Why Lenders Quote APR on Loans

Flip the roles and the incentive flips too. On a loan, compounding works against you, so lenders prefer to advertise the APR, the smaller number, even though your balance compounds in reality.

A credit card at 24 percent APR does not cost 24 percent if you carry a balance month to month. Compounded daily, that 24 percent APR becomes roughly 27.1 percent APY, the rate you truly pay. The card's marketing will rarely mention that figure.

Mortgages and auto loans behave more predictably because they amortize, but the same principle holds: the stated rate understates what compounding adds when interest is left to accrue. Reading only the APR on revolving debt is how balances grow faster than borrowers expect.

A Worked Example on $10,000

Consider two products with the same headline rate of 24 percent. As a saver earning 24 percent APR compounded daily on $10,000, you would collect about $2,712 in a year, not $2,400. As a borrower owing 24 percent APR on $10,000 carried all year, you would owe that same $2,712, not the $2,400 the APR implies.

The $312 difference is compounding doing its job, helping you in one case and hurting you in the other. The number itself is identical; only the direction changes. That is why comparing one product's APR against another's APY is comparing apples to a slightly bigger apple.

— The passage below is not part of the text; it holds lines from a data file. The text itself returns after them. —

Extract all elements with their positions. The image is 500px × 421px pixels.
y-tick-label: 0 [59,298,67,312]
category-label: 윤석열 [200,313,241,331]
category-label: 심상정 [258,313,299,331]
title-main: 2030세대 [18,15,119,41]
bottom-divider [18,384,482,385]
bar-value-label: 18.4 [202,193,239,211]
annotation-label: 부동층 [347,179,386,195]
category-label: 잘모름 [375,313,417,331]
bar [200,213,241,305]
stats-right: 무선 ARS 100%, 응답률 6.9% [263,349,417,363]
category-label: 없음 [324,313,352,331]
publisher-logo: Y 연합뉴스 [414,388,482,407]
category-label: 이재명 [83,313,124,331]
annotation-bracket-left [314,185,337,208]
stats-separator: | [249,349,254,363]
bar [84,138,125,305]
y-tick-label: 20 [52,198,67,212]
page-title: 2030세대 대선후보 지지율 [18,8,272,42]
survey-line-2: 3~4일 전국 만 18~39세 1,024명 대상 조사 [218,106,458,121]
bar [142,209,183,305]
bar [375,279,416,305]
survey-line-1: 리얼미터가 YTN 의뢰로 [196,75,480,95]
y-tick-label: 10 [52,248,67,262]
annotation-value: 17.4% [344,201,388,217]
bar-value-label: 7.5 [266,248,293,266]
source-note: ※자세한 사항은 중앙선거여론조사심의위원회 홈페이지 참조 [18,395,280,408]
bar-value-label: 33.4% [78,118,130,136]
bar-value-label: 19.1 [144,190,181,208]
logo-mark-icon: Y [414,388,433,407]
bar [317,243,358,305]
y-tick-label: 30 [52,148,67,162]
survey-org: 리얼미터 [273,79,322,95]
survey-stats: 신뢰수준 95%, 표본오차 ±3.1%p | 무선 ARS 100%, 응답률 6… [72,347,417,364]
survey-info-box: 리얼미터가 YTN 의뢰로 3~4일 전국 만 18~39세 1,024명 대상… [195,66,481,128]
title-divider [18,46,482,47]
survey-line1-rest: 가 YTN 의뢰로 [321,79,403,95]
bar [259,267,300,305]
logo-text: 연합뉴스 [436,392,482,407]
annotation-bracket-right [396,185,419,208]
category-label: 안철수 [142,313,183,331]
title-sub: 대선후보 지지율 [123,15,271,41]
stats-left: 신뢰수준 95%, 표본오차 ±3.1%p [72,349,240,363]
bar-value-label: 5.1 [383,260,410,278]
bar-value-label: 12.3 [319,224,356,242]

Scale that up and the stakes grow. On a $30,000 balance the same gap is roughly $936 a year, the price of a vacation, vanishing into interest you never saw quoted. The fix is to translate every rate into the same measure before you sign anything.

How to Compare Without Getting Fooled

Always convert both products to the same measure before deciding. For savings, ask for the APY; for loans, convert the APR to its effective yield so you see the real annual cost.

When two offers quote different terms, the safer move is to translate everything into APY. It bakes in compounding frequency, which is the variable most likely to hide the true number. A few seconds of conversion can reveal that the cheaper-looking loan is actually the pricier one.

Keep one rule in mind: whoever benefits from the bigger number will advertise it. Banks show APY because higher looks better to a saver, and lenders show APR because lower looks better to a borrower. Knowing the bias tells you which number you are missing and which one to calculate yourself.

One last tip for borrowers: the way to dodge the APY penalty on a credit card is simply to avoid carrying a balance. Pay the statement in full each month and the compounding never starts, which turns a punishing 27 percent effective rate into zero interest paid. The acronym only matters once a balance lingers.